To give historical perspective to floods, I sat transfixed in front of the Weather Channel's pictures of the 1993 flood which devastated towns and commerce up and down the Mississippi. But all harkens back to a flood in Iowa City while I was in college My roommate was photographer for the Daily Iowan and inveigled someone to take her up in a plane to get an aerial view. Damage was not as severe as 1993 and certainly not like 2008. The roommate, however, received reprecussions, both good and bad. Bad , because her father had died in a plane crash and her mother had strong thoughts about her taking the pictures. Good, because the resulting pictures were in her portfolio when she later set up her own business in Chicago's Congress Hotel.
When the first pictures came streaming in, my reaction was to say ANOTHER KATRINA. Not the political backstabbing good-job Brownie type, but the displacement of persons and depletion of resources. Just think of all that corn people were ready to burn in their tanks, and things get real. Forget about enough corn for steaks. Think food for people, and some for people globally. Think money. Think! How will we look at June when November comes?

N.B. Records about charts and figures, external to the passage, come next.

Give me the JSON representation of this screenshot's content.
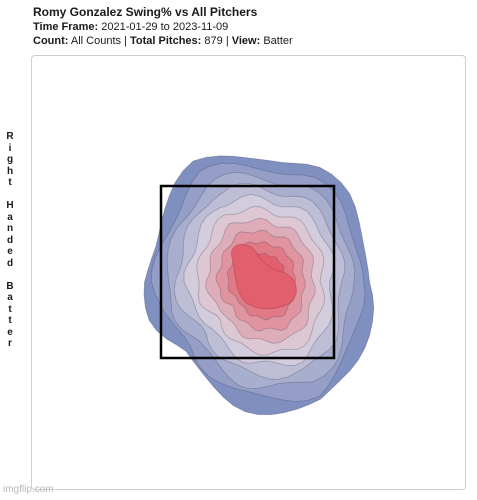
{
  "header": {
    "title": "Romy Gonzalez Swing% vs All Pitchers",
    "timeframe_label": "Time Frame:",
    "timeframe_value": "2021-01-29 to 2023-11-09",
    "count_label": "Count:",
    "count_value": "All Counts",
    "separator": "|",
    "total_label": "Total Pitches:",
    "total_value": "879",
    "view_label": "View:",
    "view_value": "Batter"
  },
  "side_label": "Right Handed Batter",
  "watermark": "imgflip.com",
  "colors": {
    "low": "#7f8fc0",
    "mid": "#dcd4e0",
    "high": "#e2606d",
    "zone_border": "#000000",
    "panel_border": "#cfcfcf"
  },
  "chart_data": {
    "type": "heatmap",
    "title": "Romy Gonzalez Swing% vs All Pitchers",
    "metric": "Swing%",
    "batter_side": "Right Handed Batter",
    "total_pitches": 879,
    "grid": false,
    "legend": "none",
    "strike_zone": true,
    "density_levels": [
      1,
      2,
      3,
      4,
      5,
      6,
      7,
      8,
      9,
      10
    ],
    "peak_region": "middle-inner of strike zone"
  }
}
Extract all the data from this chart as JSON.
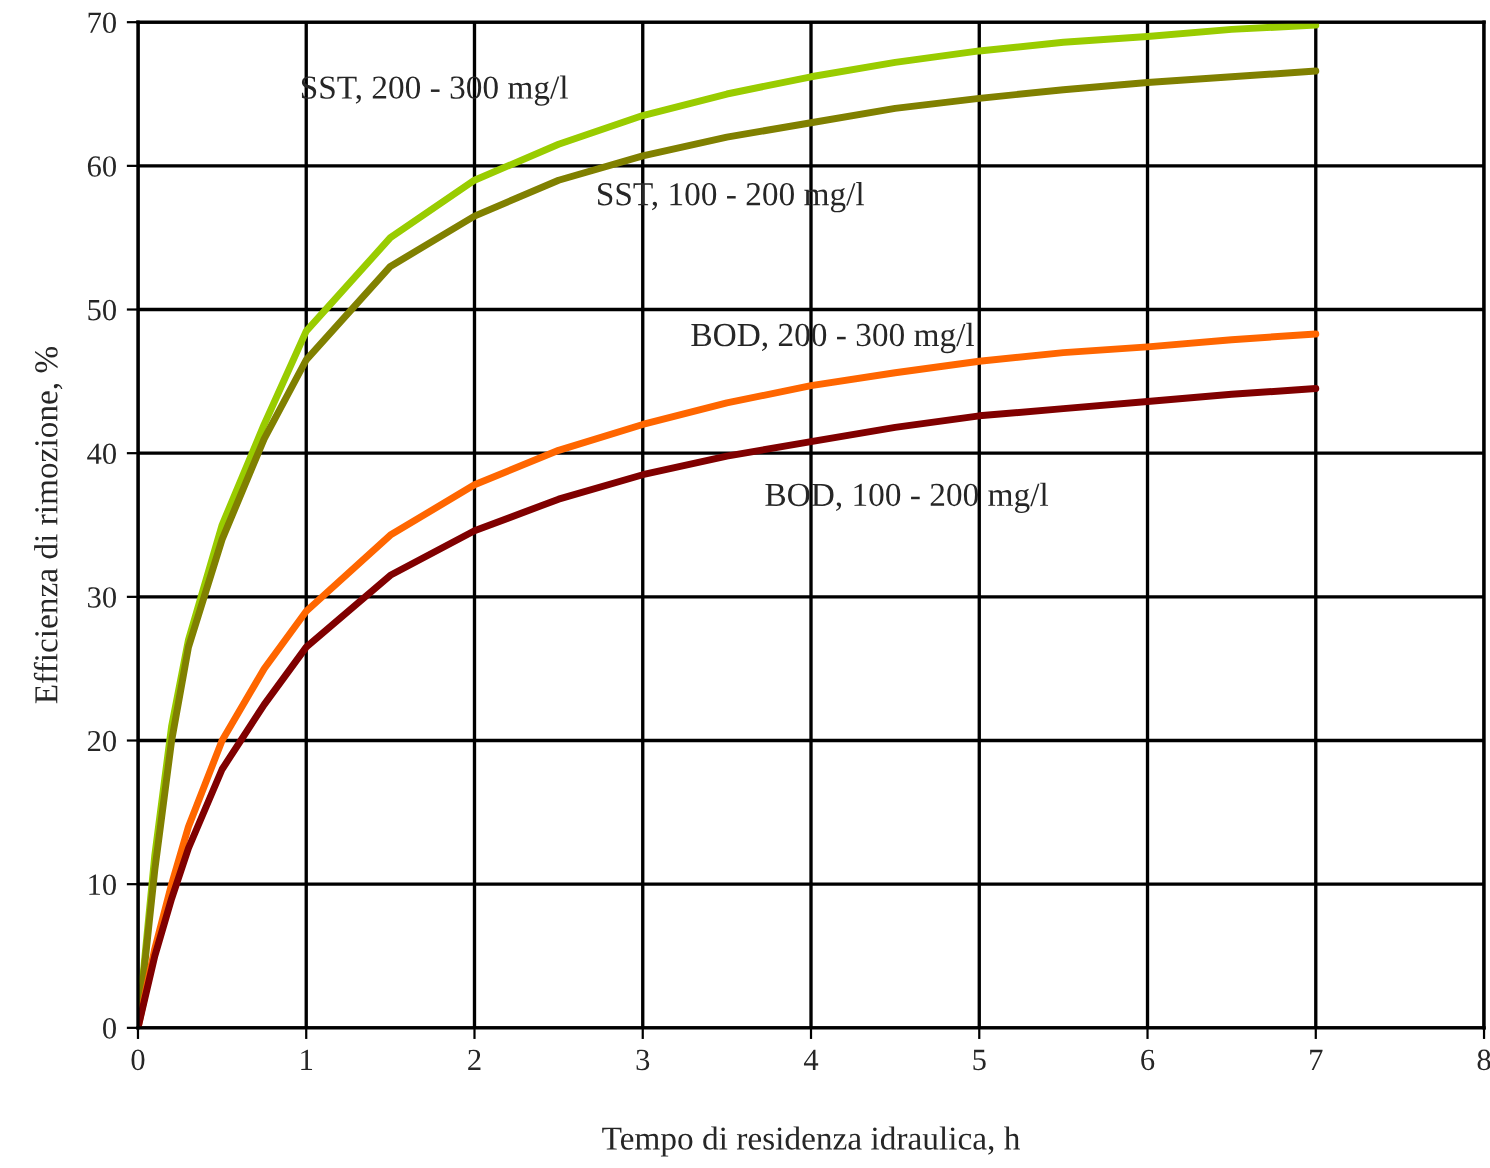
{
  "chart_data": {
    "type": "line",
    "xlabel": "Tempo di residenza idraulica, h",
    "ylabel": "Efficienza di rimozione, %",
    "x": [
      0,
      0.1,
      0.2,
      0.3,
      0.5,
      0.75,
      1,
      1.5,
      2,
      2.5,
      3,
      3.5,
      4,
      4.5,
      5,
      5.5,
      6,
      6.5,
      7
    ],
    "series": [
      {
        "name": "SST, 200 - 300 mg/l",
        "color": "#99cc00",
        "values": [
          0,
          12,
          21,
          27,
          35,
          42,
          48.5,
          55,
          59,
          61.5,
          63.5,
          65,
          66.2,
          67.2,
          68,
          68.6,
          69,
          69.5,
          69.8
        ]
      },
      {
        "name": "SST, 100 - 200 mg/l",
        "color": "#808000",
        "values": [
          0,
          11,
          20,
          26.5,
          34,
          41,
          46.5,
          53,
          56.5,
          59,
          60.7,
          62,
          63,
          64,
          64.7,
          65.3,
          65.8,
          66.2,
          66.6
        ]
      },
      {
        "name": "BOD, 200 - 300 mg/l",
        "color": "#ff6600",
        "values": [
          0,
          5.5,
          10,
          14,
          20,
          25,
          29,
          34.3,
          37.8,
          40.2,
          42,
          43.5,
          44.7,
          45.6,
          46.4,
          47,
          47.4,
          47.9,
          48.3
        ]
      },
      {
        "name": "BOD, 100 - 200 mg/l",
        "color": "#800000",
        "values": [
          0,
          5,
          9,
          12.5,
          18,
          22.5,
          26.5,
          31.5,
          34.6,
          36.8,
          38.5,
          39.8,
          40.8,
          41.8,
          42.6,
          43.1,
          43.6,
          44.1,
          44.5
        ]
      }
    ],
    "xlim": [
      0,
      8
    ],
    "xticks": [
      0,
      1,
      2,
      3,
      4,
      5,
      6,
      7,
      8
    ],
    "ylim": [
      0,
      70
    ],
    "yticks": [
      0,
      10,
      20,
      30,
      40,
      50,
      60,
      70
    ],
    "grid": true,
    "marker": "none",
    "line_style": "solid"
  }
}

Volunteers are needed. What for? Ask the people hurting. And look at the road atlas. This is not a case of a sudden drowning of a little spot on the map which happens to loom large in my personal nostalgia. Cedar Rapids, more widely known because of manufacturing and commerce, is only in little better shape. Des Moines, with a total shutdown of its water supply in 1993, had a little luck this time, but Cedar Rapids! No water. I remember so clearly taking a Venezuelan engineer, doing graduate work at SUI, to the water treatment plant in Cedar Rapids.
Well, it's no time to cry. But I feel I just have to ask all those folks who spent so much time in February, whether in person or by digital transmission, for HELP. It's as American as apple pie. Don't let the feel-good articles about a landmark building in Iowa City distract you from the fully national scope of a disaster. When the Mississippi River is drowning, we all pay the price.